Compassion and empathy are Christian virtues that Jesus taught us to cultivate. Jesus’ command “love our neighbor as ourselves” (Matthew 22:38) is a central to our Christian faith. We cannot love unless we empathize with our neighbor and seek to understand his or her situation. As St. Paul wrote, “Rejoice with those who rejoice, weep with those who weep” (Romans 12:15).
Now empathy and compassion are not restricted to the church. Seth Godin is a respected author on marketing and business. He wrote in his blog yesterday about the need for empathy in customer service.

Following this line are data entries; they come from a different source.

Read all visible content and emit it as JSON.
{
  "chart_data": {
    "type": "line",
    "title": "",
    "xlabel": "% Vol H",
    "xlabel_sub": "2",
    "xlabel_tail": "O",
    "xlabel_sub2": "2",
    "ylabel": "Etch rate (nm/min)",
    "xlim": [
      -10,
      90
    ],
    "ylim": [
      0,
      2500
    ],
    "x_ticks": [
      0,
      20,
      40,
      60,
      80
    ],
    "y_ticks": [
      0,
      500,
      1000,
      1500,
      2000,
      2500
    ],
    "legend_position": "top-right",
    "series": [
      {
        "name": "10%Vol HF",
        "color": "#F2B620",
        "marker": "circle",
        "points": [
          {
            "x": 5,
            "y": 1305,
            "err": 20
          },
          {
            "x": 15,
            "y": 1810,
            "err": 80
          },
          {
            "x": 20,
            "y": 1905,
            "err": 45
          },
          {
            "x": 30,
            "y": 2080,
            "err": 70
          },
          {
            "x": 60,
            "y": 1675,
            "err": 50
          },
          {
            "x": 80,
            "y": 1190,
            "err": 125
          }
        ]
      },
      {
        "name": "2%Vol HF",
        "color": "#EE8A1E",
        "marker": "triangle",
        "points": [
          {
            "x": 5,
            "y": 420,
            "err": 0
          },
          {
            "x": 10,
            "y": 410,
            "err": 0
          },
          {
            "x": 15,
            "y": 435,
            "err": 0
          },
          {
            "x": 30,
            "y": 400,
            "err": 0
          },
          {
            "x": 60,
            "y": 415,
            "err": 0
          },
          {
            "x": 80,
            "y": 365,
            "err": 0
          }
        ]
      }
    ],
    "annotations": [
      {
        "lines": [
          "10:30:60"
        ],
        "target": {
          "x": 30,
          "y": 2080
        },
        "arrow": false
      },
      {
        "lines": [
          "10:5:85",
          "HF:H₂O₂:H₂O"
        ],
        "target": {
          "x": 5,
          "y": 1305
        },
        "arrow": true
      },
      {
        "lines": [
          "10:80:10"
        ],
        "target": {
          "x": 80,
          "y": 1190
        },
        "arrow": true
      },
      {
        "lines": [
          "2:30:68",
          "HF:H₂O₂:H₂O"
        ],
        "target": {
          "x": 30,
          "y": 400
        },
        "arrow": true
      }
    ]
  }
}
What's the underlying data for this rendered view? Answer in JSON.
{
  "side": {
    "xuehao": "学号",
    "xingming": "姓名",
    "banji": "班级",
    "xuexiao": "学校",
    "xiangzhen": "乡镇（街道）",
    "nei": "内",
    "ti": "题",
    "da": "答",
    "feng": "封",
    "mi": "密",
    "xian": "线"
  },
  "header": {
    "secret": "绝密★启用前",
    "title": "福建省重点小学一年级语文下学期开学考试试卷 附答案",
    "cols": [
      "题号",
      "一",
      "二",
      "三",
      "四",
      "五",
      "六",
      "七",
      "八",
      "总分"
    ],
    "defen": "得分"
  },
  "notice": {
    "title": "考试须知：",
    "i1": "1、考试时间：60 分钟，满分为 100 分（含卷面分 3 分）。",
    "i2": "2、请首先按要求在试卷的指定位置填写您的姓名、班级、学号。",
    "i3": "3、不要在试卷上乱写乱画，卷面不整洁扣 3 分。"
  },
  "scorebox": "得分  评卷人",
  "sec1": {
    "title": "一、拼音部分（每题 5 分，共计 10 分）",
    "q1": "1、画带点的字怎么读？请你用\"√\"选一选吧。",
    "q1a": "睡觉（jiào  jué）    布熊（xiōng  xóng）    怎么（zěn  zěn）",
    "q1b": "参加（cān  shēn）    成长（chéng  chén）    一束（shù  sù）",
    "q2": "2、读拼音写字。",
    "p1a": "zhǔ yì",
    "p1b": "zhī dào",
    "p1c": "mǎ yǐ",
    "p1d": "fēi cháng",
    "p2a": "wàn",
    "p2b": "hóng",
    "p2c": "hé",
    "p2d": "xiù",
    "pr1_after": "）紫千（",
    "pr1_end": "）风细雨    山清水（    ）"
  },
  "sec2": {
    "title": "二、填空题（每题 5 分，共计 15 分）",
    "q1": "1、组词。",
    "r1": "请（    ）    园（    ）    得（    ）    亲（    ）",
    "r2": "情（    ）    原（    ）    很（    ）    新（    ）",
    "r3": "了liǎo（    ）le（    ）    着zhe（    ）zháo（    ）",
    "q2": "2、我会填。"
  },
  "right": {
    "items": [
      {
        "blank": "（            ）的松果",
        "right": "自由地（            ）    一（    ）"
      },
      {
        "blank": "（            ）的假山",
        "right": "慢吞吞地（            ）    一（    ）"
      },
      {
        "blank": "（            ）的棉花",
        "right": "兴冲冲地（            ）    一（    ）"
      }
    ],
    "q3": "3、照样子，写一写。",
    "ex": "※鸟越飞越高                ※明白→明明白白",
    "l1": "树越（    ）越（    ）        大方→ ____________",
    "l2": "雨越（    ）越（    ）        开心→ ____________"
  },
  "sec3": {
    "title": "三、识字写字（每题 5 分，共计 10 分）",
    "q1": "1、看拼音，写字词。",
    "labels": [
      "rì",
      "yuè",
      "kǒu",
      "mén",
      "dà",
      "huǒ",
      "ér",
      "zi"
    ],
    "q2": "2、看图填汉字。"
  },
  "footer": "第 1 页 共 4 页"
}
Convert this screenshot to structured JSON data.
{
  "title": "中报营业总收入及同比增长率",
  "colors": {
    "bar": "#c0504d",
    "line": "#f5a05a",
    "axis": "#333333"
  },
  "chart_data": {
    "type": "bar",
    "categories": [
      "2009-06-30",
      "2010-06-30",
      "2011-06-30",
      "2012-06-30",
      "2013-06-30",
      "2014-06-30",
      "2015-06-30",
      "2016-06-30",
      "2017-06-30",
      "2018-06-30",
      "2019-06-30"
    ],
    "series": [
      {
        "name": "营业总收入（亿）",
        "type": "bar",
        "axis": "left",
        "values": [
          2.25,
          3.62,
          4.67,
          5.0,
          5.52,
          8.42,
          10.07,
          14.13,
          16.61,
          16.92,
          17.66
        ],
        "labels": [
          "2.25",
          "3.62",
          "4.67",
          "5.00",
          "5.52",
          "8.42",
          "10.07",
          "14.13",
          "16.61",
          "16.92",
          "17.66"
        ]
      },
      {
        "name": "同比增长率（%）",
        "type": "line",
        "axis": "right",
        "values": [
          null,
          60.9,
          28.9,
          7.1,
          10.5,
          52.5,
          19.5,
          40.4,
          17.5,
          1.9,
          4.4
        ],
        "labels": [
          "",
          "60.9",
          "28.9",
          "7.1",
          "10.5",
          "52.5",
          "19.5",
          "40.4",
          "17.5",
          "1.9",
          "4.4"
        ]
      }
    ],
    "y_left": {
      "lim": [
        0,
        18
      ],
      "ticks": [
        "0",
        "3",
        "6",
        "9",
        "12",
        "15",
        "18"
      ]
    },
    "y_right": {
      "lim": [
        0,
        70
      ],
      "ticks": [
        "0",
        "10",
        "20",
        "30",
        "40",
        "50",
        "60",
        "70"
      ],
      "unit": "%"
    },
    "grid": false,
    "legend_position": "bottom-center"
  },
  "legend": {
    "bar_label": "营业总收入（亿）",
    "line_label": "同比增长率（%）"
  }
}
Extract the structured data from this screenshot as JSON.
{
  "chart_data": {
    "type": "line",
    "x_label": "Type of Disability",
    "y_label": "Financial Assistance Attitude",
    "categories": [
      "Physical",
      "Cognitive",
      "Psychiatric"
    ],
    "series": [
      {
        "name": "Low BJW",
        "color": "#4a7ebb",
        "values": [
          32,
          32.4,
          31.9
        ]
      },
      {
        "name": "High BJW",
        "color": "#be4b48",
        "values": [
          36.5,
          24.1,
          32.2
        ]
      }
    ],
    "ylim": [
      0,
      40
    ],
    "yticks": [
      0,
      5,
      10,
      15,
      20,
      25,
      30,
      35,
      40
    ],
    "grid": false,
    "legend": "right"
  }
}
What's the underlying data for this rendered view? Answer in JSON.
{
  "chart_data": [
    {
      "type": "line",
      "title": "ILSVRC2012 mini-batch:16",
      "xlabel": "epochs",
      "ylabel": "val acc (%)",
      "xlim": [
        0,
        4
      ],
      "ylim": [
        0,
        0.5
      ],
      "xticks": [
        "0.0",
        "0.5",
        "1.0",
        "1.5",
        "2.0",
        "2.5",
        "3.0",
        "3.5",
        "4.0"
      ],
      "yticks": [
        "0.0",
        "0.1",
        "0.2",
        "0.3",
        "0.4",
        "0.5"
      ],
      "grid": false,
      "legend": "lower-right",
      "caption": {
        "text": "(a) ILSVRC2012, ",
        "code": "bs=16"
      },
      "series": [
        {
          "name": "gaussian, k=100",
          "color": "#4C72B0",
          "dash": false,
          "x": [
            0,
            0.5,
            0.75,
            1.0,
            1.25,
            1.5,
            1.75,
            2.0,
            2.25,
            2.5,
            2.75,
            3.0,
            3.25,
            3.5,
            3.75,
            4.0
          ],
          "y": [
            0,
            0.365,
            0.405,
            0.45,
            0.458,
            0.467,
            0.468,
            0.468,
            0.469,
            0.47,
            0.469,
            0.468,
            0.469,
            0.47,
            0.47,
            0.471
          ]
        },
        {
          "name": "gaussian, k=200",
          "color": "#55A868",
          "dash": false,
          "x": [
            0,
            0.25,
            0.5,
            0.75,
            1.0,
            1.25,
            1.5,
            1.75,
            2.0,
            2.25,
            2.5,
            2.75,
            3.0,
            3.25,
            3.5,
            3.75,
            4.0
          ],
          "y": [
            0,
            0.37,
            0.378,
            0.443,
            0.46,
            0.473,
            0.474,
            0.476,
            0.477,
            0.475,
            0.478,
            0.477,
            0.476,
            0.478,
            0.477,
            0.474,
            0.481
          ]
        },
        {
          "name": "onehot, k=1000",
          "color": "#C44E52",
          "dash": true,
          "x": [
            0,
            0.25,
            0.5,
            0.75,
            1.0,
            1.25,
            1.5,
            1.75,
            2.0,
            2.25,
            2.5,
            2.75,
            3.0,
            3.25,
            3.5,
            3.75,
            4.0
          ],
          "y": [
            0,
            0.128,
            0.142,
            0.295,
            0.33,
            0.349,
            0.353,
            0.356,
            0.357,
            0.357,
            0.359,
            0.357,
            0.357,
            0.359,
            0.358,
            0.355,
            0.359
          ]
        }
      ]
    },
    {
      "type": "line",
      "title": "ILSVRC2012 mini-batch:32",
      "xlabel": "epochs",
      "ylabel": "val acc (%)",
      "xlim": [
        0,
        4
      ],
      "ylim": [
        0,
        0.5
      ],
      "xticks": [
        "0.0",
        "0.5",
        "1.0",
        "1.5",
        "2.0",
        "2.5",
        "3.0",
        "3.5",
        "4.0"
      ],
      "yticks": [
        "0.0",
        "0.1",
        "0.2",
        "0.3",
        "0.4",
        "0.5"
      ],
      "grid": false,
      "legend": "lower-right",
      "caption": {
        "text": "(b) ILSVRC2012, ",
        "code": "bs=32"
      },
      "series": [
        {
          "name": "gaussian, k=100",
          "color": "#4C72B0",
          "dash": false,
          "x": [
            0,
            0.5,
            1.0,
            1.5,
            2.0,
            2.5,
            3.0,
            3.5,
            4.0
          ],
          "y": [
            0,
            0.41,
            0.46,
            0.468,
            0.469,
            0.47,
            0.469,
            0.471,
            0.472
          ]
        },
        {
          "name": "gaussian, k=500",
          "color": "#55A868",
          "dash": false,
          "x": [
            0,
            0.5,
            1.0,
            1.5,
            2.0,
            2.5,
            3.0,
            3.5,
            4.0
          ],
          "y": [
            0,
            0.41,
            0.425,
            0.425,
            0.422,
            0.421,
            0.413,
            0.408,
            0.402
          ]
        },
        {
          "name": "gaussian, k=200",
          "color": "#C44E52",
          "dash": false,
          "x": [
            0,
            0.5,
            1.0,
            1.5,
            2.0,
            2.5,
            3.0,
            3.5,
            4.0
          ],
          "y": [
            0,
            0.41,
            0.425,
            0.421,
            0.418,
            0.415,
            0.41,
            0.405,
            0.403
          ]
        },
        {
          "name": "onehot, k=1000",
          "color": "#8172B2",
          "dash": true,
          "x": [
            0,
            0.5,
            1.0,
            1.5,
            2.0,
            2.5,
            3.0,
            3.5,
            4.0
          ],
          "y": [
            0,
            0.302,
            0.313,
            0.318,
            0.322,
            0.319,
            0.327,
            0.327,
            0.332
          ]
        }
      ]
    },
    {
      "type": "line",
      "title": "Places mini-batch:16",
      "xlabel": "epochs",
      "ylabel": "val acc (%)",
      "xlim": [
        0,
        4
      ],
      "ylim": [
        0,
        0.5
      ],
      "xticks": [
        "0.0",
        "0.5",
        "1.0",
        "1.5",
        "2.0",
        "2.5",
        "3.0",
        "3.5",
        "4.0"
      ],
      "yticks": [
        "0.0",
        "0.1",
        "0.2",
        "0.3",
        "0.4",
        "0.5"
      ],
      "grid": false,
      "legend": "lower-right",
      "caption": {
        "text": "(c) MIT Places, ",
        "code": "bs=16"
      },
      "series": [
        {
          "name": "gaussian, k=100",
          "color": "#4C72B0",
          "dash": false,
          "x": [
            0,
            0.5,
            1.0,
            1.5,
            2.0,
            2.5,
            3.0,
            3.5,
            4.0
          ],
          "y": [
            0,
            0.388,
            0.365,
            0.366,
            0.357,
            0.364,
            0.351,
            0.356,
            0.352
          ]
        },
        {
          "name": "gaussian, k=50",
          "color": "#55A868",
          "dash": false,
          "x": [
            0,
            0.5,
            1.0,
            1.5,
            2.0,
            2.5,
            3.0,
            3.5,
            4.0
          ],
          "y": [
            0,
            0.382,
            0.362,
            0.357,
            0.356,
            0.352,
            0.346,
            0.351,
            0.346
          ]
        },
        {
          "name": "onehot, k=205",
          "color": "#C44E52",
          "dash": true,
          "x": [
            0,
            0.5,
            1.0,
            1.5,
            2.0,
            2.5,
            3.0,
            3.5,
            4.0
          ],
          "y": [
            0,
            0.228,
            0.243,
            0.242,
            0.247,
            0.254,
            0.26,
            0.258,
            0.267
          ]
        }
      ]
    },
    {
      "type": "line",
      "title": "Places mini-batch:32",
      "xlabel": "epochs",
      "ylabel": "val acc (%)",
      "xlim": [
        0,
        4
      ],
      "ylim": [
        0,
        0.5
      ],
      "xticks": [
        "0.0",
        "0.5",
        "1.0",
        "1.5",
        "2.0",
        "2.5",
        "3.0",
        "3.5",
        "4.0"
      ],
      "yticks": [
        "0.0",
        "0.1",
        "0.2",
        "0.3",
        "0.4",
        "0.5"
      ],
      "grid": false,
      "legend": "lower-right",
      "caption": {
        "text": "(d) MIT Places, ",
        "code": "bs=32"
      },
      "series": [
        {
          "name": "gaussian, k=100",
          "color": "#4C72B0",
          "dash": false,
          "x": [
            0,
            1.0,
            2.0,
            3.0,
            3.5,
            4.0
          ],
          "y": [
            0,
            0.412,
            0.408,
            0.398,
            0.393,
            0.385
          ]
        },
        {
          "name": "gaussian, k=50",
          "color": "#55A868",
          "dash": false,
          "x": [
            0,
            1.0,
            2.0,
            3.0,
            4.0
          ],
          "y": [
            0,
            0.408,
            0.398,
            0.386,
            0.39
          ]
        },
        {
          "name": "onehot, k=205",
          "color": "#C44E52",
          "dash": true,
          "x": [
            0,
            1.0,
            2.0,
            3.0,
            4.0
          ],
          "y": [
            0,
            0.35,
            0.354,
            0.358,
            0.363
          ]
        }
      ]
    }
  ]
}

But of course, you’re not.
And this is the most important component of strategic marketing: we’re not our customer.
Empathy isn’t dictated to us by a focus group or a statistical analysis. Empathy is the powerful (and rare) ability to imagine what motivates someone else to act. . .
When a teacher can’t see why a student is stuck, or when an interface designer dismisses the 12% of the users who can’t find the ‘off’ switch… we’re seeing a failure of empathy, not a flaw in the user base.
When we call a prospect stupid for not choosing us, when we resort to blunt promotional tactics to get attention we could have earned with a more graceful approach–these are the symptoms that we’ve forgotten how to be empathetic.
You don’t have to wear panty hose to be a great brand manager at L’eggs, nor do you need to be unemployed to work on a task force on getting people back to work. What is required, though, is a persistent effort to understand how other people see the world, and to care about it.
Seth’s last point, “to care about it” is part of what it means to have spiritual emotions such as compassion and empathy. Our faith can impact our daily lives, even at work.
Lord Jesus, teach me to care about the people and thing for which you are passionate.